My thanks to the author and the publisher for asking me to take part in this blog tour – this review forms my honest opinion.
On Borrowed Time is set in Hong Kong and Shanghai over the period 1996/1997 – including the handover of Hong Kong to China. The novel explores the choices that people have to make; in particular between doing what is easy and what is right.
In Hong Kong, Emma Janssen discovers the truth behind the death of her brother four years earlier. Meanwhile, in Shanghai, a PhD student meets a woman with an unusual degree of interest in his research. These storylines converge at the time of the handover of Hong Kong to China in 1997, and Emma finds that she has to choose between revenge or the future happiness and safety of both herself and those close to her.
While being a work of fiction, On Borrowed Time is rooted in the author’s own experiences of living and working in Hong Kong from 1993 to 2010, in particular the final years of British rule and the transfer of sovereignty back to China.
I absolutely adored Graeme’s collection of short stories, The Goddess of Macau last year (it even made my Top Reads of the Year list) and so when I was asked if I would be interested in being involved, it really was a no-brainer.
On Borrowed Time takes place in a dual time line, before and at the time of the handover of Hong Kong to China. At the times this novel was set I was leaving primary school/starting secondary school and in all honesty, I have the very vaguest of recollections of world news at the time and even now, I can’t say that I know too much about the politics behind it all. I did wonder if that would hinder my enjoyment of the novel, however just as with The Goddess of Macau (which was also completely out of my geographical comfort zone) the author has such a wonderful way of imparting information through the narrative, that I didn’t feel at all out of the loop. With such a complex subject, it’s an impressive skill to be able to deliver both story and information in a way where each is complimentary to the other without the descriptive portion outweighing the plot.
You can tell throughout that the author has a deep love for Hong Kong. the sense of place is all encompassing and despite never even coming close to visiting to the country, I felt as if I was there. Graeme has a talent for creating believable, well rounded characters, and (just as he did with his short stories) is able to establish them quickly on the page. I find his writing style incredibly soothing, I’m able to relax into it and as a result a find that I’m devouring pages at a time.
It’s a novel that straddles across several genres (political, historical, romance, thriller, espionage….) without falling wholly into any of them. It wasn’t the breakneck thriller style novel I was expecting, it’s far more subtle and with that it feels much more real, making the events of the novel less pure ‘entertainment’ and more something that you could feasibly see yourself reading about in the newspaper. It feels a completely respectful representation of a difficult, controversial time in the not too distant past and I found myself utterly entranced and invested, with time disappearing as I read on.

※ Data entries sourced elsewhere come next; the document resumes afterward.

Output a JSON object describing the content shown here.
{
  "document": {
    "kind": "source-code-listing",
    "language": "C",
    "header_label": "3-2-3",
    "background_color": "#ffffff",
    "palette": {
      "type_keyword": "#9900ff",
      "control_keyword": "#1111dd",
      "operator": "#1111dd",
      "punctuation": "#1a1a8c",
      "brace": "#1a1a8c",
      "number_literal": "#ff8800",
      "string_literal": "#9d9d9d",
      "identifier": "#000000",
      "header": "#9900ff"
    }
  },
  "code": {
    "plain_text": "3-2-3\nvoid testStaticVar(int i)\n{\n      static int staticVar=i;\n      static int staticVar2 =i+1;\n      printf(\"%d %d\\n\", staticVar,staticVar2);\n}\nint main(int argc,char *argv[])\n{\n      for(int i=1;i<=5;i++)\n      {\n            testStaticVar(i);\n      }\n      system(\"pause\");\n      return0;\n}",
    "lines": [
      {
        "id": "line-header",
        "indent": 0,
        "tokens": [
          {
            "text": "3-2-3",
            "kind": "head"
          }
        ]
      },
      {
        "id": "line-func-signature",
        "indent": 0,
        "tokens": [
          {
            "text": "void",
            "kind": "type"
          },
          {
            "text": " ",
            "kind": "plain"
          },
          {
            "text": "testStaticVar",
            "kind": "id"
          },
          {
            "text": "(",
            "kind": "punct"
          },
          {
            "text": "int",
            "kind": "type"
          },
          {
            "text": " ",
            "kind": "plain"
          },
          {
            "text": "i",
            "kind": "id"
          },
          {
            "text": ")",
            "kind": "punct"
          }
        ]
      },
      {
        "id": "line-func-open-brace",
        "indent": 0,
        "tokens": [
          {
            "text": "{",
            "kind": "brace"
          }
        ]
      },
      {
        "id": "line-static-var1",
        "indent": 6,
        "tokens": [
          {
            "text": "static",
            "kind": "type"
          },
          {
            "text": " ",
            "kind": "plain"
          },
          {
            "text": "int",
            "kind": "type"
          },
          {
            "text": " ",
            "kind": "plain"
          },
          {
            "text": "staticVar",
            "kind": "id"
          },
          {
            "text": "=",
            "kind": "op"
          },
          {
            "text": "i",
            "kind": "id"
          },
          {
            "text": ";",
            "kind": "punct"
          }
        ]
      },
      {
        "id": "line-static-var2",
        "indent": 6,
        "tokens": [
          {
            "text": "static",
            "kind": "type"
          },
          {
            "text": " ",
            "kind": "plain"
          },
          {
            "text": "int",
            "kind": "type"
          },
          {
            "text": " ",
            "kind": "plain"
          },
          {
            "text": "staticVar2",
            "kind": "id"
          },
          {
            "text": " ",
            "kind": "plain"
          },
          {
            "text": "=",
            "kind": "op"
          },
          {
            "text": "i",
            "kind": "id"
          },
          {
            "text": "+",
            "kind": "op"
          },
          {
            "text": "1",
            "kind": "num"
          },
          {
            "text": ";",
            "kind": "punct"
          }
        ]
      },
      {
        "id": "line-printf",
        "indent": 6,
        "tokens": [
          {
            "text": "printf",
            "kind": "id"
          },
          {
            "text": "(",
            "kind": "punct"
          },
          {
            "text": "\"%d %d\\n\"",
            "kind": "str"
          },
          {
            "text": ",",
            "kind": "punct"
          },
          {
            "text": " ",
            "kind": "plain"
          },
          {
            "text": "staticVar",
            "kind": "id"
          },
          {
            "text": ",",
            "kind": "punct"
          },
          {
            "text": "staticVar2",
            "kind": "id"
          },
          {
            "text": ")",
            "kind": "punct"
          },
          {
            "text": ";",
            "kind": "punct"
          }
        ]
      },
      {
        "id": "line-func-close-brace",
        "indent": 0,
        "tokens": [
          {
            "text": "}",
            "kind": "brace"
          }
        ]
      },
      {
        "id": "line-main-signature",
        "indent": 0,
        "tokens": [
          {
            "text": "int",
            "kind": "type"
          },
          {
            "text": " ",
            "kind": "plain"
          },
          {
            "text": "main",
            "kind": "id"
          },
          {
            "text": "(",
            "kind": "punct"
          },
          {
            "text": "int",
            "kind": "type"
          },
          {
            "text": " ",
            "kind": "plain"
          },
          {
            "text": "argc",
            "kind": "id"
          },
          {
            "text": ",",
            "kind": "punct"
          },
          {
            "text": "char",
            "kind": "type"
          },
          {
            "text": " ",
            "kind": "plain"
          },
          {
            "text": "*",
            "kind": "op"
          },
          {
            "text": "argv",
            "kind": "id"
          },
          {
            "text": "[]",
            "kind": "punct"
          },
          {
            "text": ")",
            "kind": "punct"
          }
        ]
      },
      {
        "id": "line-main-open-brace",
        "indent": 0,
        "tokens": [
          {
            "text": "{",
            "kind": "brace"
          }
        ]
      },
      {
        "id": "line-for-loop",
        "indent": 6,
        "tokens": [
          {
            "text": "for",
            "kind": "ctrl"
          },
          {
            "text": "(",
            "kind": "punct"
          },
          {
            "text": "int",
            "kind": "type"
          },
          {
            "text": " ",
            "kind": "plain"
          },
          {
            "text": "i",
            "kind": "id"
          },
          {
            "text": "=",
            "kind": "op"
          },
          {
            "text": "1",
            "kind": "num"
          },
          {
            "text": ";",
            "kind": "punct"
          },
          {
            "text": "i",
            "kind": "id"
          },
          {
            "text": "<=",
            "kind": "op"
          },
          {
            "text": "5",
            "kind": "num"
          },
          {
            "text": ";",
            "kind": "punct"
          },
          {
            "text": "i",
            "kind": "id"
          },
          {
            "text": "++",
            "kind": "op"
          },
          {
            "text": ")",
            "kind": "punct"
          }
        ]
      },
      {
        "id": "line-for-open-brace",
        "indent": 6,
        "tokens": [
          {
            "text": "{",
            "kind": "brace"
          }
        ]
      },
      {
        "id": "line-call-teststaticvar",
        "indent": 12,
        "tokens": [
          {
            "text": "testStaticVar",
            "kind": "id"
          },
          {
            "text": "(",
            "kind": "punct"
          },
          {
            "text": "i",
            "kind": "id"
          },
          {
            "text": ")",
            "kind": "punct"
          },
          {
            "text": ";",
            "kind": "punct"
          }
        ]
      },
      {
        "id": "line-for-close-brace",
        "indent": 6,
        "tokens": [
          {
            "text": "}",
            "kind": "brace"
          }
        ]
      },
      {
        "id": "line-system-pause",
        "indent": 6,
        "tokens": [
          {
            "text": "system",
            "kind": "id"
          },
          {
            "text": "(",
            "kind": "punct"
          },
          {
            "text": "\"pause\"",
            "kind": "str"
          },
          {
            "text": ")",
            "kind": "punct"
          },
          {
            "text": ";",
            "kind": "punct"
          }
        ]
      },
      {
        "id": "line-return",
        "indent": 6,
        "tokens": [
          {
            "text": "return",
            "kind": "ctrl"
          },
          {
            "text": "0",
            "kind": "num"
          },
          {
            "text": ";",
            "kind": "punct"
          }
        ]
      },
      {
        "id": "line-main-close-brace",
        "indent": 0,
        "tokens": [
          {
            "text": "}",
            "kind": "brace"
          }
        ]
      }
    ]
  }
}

One of the most successful elements of this novel are the characters, their interwoven stories and the wide range of issues they represent whether they be Emma and Sam, the Brits in Hong Kong forced to assess their future in a changing landscape, Kwok-wah the promising student going against the concerns of his family to pursue further education in Shanghai, Alice and her forbidden romance or the tragic story of Granny Sun. There is so much packed into this novel.
Compelling, wonderfully written and kept my unwavering attention throughout. I cannot wait to read more from Graeme Hall.
About the Author
Graeme lived in Hong Kong from 1993 to 2010 and still keeps a close connection to the city. His first novel was set in Hong Kong and Shanghai over the period 1996/97 and most of his writing comes from his love of that part of the world. Graeme first visited Macau in 1993 and he quickly became fascinated by the oldest European settlement in Asia. His short story collection, ‘The Goddess of Macau’ was published in August 2020 by Fly on the Wall Press.
He has won the short story competitions of the Macau Literary Festival and the Ilkley Literature Festival, and his writing has been published in anthologies by Black Pear Press and the Macau Literary Festival. He is an active member of the Leeds Writers Circle whose members have been a constant source of advice, support and encouragement. Graeme lives in Calderdale, West Yorkshire with his wife and a wooden dog.